A contact lens prescription bill under consideration by a U.S. Senate committee would increase optometrists’ market power by changing the verification process for contact lens providers, Heartlander Magazine explains.
Under the current law, the article says, prescriptions are considered to be automatically verified when a contact lens seller requests verification from an optometrist and doesn’t receive a response within eight hours. The new legislation, however, “would prohibit automatic verification in cases when prescribers merely raise concerns about a customer’s prescription during that eight-hour period. The bill would forbid sellers from filling prescriptions until a prescriber affirmatively verifies or corrects the prescription.” Contact lens providers, under this new law, could be fined up to $40,000 per violation for filling prescriptions without following the new verification guidelines.

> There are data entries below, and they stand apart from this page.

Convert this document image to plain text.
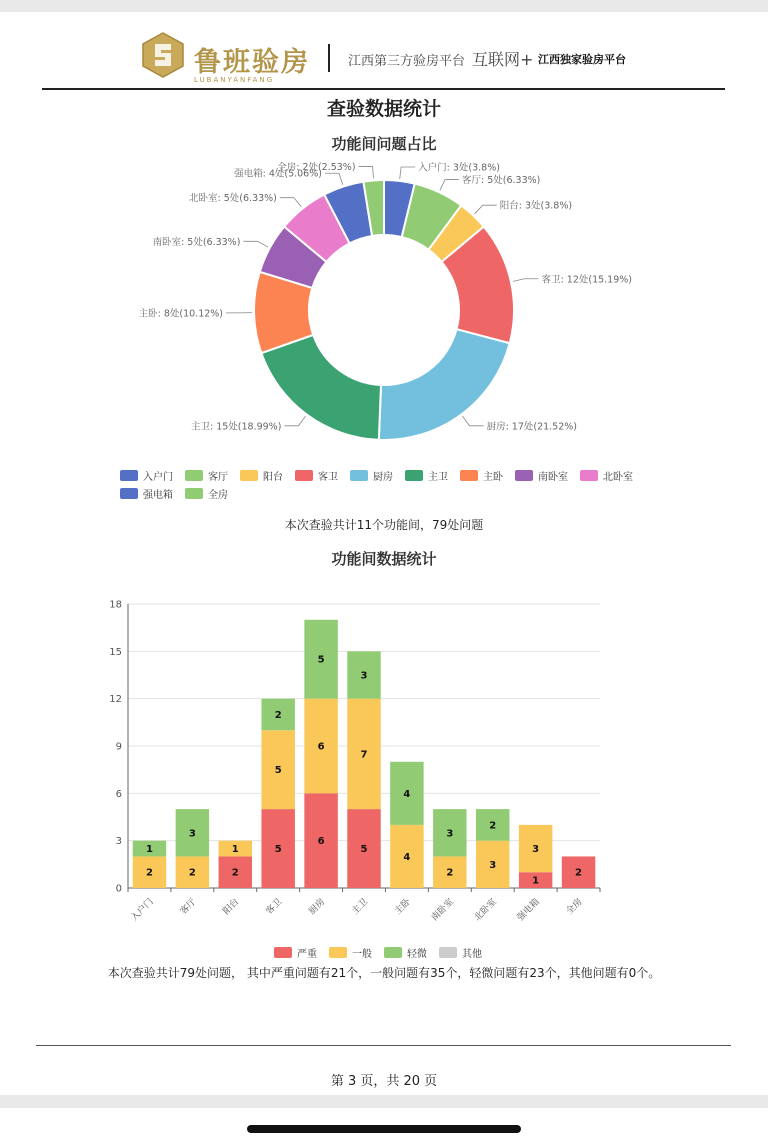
鲁班验房
LUBANYANFANG
江西第三方验房平台 互联网+ 江西独家验房平台
查验数据统计
功能间问题占比
入户门: 3处(3.8%)
客厅: 5处(6.33%)
阳台: 3处(3.8%)
客卫: 12处(15.19%)
厨房: 17处(21.52%)
主卫: 15处(18.99%)
主卧: 8处(10.12%)
南卧室: 5处(6.33%)
北卧室: 5处(6.33%)
强电箱: 4处(5.06%)
全房: 2处(2.53%)
入户门	客厅	阳台	客卫	厨房	主卫	主卧	南卧室	北卧室
强电箱	全房
本次查验共计11个功能间，79处问题
功能间数据统计
0
3
6
9
12
15
18
2
1
入户门
2
3
客厅
2
1
阳台
5
5
2
客卫
6
6
5
厨房
5
7
3
主卫
4
4
主卧
2
3
南卧室
3
2
北卧室
1
3
强电箱
2
全房
严重	一般	轻微	其他
本次查验共计79处问题， 其中严重问题有21个，一般问题有35个，轻微问题有23个，其他问题有0个。
第 3 页，共 20 页
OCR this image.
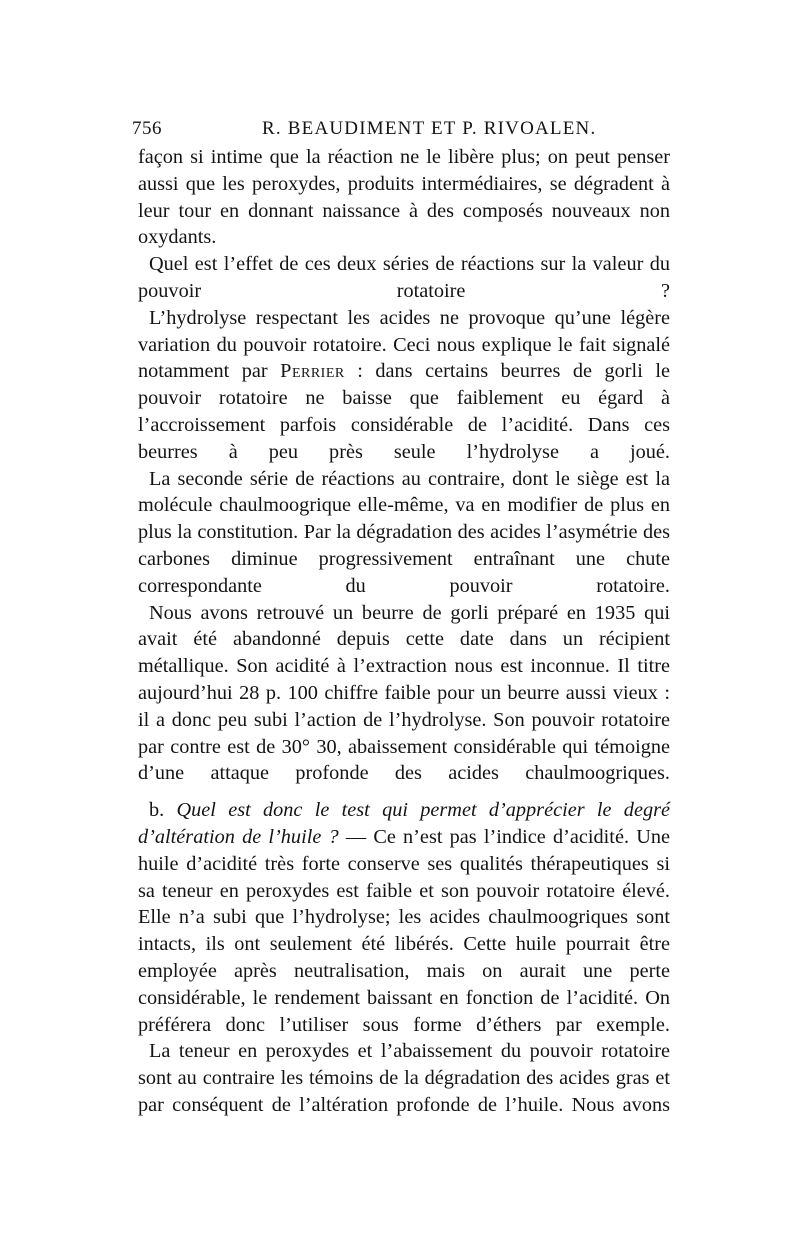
756	R. BEAUDIMENT ET P. RIVOALEN.

façon si intime que la réaction ne le libère plus; on peut penser aussi que les peroxydes, produits intermédiaires, se dégradent à leur tour en donnant naissance à des composés nouveaux non oxydants.

Quel est l’effet de ces deux séries de réactions sur la valeur du pouvoir rotatoire ?

L’hydrolyse respectant les acides ne provoque qu’une légère variation du pouvoir rotatoire. Ceci nous explique le fait signalé notamment par Perrier : dans certains beurres de gorli le pouvoir rotatoire ne baisse que faiblement eu égard à l’accroissement parfois considérable de l’acidité. Dans ces beurres à peu près seule l’hydrolyse a joué.

La seconde série de réactions au contraire, dont le siège est la molécule chaulmoogrique elle-même, va en modifier de plus en plus la constitution. Par la dégradation des acides l’asymétrie des carbones diminue progressivement entraînant une chute correspondante du pouvoir rotatoire.

Nous avons retrouvé un beurre de gorli préparé en 1935 qui avait été abandonné depuis cette date dans un récipient métallique. Son acidité à l’extraction nous est inconnue. Il titre aujourd’hui 28 p. 100 chiffre faible pour un beurre aussi vieux : il a donc peu subi l’action de l’hydrolyse. Son pouvoir rotatoire par contre est de 30° 30, abaissement considérable qui témoigne d’une attaque profonde des acides chaulmoogriques.

b. Quel est donc le test qui permet d’apprécier le degré d’altération de l’huile ? — Ce n’est pas l’indice d’acidité. Une huile d’acidité très forte conserve ses qualités thérapeutiques si sa teneur en peroxydes est faible et son pouvoir rotatoire élevé. Elle n’a subi que l’hydrolyse; les acides chaulmoogriques sont intacts, ils ont seulement été libérés. Cette huile pourrait être employée après neutralisation, mais on aurait une perte considérable, le rendement baissant en fonction de l’acidité. On préférera donc l’utiliser sous forme d’éthers par exemple.

La teneur en peroxydes et l’abaissement du pouvoir rotatoire sont au contraire les témoins de la dégradation des acides gras et par conséquent de l’altération profonde de l’huile. Nous avons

The American Optometric Association has thrown its support behind the bill, saying it will “ensure more effective federal enforcement of contact lens patient health and prescription verification safeguards by targeting an array of schemes being used by unscrupulous internet sellers.”
Peter Ferrara, an author and senior fellow at the Heartland Institute, offered his opposing viewpoint in the article: “This is a counterproductive policy that is regulatory and tax protectionism. It increases costs. It’s not good policy or good politics. It needs to be defeated.
“Optometrists have access to rebates and kickbacks from contact lens manufacturers. Some optometrists have ownership or personal interests in manufacturers. By simply not responding to prescription verification requests from disfavored discount lens manufacturers, optometrists can limit their patients’ choice of contacts suppliers to those giving optometrists kickbacks.”